Golden State celebrates 150th birthday |

Golden State celebrates 150th birthday

Greg Risling

Rumors have a funny way of spreading.

It has been 150 years since the clamor about the discovery of gold in the Sierra foothills. The tall tales were whispered in every saloon and store across the nation, spurring the largest migration of settlers westward and starting a tidal wave of millions of people who would eventually call the Golden State home.

Event planners aren’t expecting those huge throngs but are preparing for “Gold Discovery Days,” beginning next weekend. There will be lectures, displays and an evening gala at the El Dorado County Fairgrounds on Friday, Jan. 23.

The series of events is part of a two-year party celebrating the state’s 150th anniversary. Throughout 1998, there will be coordinated activities in Placerville, Sacramento and the Bay Area that revolve around the sesquicentennial. Lake Tahoe will get in the mix later this year when a vintage Spring Ball will be held at Valhalla in May and the annual re-creation of the pilgrimage of wagon trains from Carson City, Nev. to Folsom, Calif. in June.

The public will be treated to a group of traveling exhibits and workshops, starting in Oakland, about rare Gold Rush stories and a recently hand-crafted quilt that will be viewed for the first time in Coloma.

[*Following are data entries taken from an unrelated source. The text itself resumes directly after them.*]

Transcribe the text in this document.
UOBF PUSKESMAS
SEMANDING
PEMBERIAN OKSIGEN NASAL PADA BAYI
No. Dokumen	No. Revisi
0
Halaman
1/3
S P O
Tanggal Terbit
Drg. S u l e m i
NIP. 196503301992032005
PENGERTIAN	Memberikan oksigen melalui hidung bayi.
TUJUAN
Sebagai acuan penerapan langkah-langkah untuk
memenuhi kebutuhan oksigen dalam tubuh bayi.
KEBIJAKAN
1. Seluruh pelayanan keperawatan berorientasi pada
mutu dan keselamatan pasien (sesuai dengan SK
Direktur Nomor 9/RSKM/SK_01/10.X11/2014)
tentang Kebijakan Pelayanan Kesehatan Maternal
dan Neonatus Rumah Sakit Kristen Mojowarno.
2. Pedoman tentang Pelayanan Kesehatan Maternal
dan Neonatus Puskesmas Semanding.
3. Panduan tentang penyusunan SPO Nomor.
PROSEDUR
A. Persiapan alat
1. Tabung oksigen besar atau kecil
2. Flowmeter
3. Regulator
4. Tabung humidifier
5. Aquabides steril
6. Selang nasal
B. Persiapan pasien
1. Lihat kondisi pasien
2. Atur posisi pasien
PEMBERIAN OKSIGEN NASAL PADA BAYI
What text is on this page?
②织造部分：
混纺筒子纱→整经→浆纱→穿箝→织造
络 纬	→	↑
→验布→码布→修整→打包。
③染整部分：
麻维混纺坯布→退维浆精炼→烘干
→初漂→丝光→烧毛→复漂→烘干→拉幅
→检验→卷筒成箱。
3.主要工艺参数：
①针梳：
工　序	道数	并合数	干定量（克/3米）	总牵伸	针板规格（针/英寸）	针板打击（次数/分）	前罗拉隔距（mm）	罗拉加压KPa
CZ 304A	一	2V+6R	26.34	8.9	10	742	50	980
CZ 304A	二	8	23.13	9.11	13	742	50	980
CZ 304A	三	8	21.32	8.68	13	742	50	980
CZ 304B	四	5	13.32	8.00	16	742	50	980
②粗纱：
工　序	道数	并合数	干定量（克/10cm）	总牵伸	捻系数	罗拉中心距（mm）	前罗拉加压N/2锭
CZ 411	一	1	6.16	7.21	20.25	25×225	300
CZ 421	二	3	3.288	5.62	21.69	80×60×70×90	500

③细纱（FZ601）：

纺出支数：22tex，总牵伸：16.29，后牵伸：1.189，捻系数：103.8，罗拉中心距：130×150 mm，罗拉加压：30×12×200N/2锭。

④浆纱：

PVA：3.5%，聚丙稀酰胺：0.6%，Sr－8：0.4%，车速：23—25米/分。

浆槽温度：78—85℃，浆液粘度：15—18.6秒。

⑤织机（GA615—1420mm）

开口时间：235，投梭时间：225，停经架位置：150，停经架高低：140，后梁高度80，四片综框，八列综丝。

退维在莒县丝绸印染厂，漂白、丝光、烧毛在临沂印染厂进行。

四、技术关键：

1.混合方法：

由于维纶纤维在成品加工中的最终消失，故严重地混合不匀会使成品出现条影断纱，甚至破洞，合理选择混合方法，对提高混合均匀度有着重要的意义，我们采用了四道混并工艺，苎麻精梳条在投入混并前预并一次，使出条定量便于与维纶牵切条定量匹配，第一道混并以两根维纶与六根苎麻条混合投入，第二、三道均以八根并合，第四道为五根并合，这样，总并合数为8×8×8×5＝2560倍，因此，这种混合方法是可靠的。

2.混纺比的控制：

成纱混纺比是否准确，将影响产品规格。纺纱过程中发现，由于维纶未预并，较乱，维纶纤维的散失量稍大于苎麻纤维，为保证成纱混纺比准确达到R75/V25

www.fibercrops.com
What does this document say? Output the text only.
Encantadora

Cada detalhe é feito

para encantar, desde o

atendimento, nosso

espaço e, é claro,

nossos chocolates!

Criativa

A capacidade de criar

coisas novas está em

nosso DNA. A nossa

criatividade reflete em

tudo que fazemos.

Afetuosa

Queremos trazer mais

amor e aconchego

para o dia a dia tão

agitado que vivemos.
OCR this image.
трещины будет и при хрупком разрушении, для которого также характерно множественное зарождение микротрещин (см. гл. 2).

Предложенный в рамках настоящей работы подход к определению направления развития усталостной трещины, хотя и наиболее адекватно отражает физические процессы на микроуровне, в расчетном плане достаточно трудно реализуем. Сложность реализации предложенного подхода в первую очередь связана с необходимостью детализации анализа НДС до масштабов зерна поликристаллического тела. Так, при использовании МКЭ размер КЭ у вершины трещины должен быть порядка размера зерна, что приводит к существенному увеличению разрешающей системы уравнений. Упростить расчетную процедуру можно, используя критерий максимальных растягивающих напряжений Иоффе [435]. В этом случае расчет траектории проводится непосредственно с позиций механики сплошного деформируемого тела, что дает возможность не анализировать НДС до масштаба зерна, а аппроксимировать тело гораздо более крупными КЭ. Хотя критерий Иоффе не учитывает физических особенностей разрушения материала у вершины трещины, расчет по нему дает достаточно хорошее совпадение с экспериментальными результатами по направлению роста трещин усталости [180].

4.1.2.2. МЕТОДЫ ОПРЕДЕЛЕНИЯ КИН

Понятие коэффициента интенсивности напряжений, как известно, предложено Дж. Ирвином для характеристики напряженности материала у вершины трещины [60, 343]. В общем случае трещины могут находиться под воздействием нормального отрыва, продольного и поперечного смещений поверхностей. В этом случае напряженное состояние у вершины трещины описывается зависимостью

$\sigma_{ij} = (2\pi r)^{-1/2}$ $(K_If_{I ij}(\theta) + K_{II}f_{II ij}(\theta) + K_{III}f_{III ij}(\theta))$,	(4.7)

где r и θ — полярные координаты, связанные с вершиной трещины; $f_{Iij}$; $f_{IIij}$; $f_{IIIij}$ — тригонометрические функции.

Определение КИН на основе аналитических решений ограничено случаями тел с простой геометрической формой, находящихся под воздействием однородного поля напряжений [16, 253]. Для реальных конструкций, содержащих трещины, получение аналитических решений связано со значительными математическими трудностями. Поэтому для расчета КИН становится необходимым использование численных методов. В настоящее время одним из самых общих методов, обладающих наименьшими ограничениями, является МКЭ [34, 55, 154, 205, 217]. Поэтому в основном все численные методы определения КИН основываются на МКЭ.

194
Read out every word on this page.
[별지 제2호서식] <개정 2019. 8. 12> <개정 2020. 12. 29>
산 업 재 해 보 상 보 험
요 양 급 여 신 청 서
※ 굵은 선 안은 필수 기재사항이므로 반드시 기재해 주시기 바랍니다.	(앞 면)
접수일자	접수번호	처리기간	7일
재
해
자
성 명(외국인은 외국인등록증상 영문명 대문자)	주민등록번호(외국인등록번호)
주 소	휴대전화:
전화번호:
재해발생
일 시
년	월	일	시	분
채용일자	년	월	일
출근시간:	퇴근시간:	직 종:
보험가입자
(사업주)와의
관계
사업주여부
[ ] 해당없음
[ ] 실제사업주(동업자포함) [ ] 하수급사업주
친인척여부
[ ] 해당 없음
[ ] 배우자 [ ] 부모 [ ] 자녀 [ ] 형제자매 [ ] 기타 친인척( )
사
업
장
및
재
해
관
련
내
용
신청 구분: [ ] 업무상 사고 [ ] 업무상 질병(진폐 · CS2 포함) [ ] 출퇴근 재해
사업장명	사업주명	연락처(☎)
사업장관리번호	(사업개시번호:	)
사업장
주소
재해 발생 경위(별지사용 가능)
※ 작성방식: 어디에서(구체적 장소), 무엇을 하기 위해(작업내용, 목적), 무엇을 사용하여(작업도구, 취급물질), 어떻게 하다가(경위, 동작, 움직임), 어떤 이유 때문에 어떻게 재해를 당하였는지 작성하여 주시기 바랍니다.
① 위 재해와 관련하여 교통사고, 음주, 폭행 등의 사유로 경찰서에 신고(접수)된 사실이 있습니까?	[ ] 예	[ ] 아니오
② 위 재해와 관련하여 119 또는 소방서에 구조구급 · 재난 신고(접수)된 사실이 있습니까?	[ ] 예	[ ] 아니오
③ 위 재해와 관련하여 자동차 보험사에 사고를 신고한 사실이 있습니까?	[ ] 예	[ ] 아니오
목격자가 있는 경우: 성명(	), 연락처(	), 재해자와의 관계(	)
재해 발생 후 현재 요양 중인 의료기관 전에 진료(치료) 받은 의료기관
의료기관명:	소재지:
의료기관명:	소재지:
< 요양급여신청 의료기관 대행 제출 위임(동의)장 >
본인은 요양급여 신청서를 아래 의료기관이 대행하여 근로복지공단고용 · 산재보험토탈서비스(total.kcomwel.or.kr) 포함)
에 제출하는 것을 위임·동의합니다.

Organizers have had a tough time mustering enough interest and donor support for the sesquicentennial. Up until last month, only 40 people had signed up to attend the gala dinner. That number was bolstered in recent weeks and planners expect more than 200 people to show.

There have been some funding concerns, namely the lack of corporate donors, but there are those who believe more people will become aware of the celebration through the publicity.

“Things may pick up after next weekend’s events,” said Betty Mitchell, a volunteer at the Lake Tahoe Museum. “We hope to have a program about the sesquicentennial in the fall or next winter.”

Gold was found in Coloma in 1848 by James Marshall and the shiny flakes in the American River brought the nation to its knees. Big dollar signs lit up many eyes from the East and the idea of fortune and a new life out West was enough for them to pack up their belongings and head out.

Dennis Witcher, director of the county’s museum, said people were anxious to strike it rich. The county’s populations soared to 50,000 and Placerville, once a tent city, was a boomtown. After the rivers and hills were harvested, many settlers moved or died.

“We are probably talking about the greatest migration in the history of the world,” Witcher said. “Very few people lived here before the discovery of gold, just the Mormon emigrants. There weren’t many afterwards who stayed permanently.”

Witcher said the Sierra gold discovery is famous in history books but it may have actually been a Spaniard who found the precious metal in Southern California in 1841. Historians, to this day, argue about that claim.

El Dorado County Supervisor Ray Nutting remembers as a young child the stories about the region’s pioneers and how they blazed trails for those who followed.

“The same roads we use today were identified by those pioneers,” he said. “The anniversary gives us the opportunity to showcase the history of what was the foundation for El Dorado County.”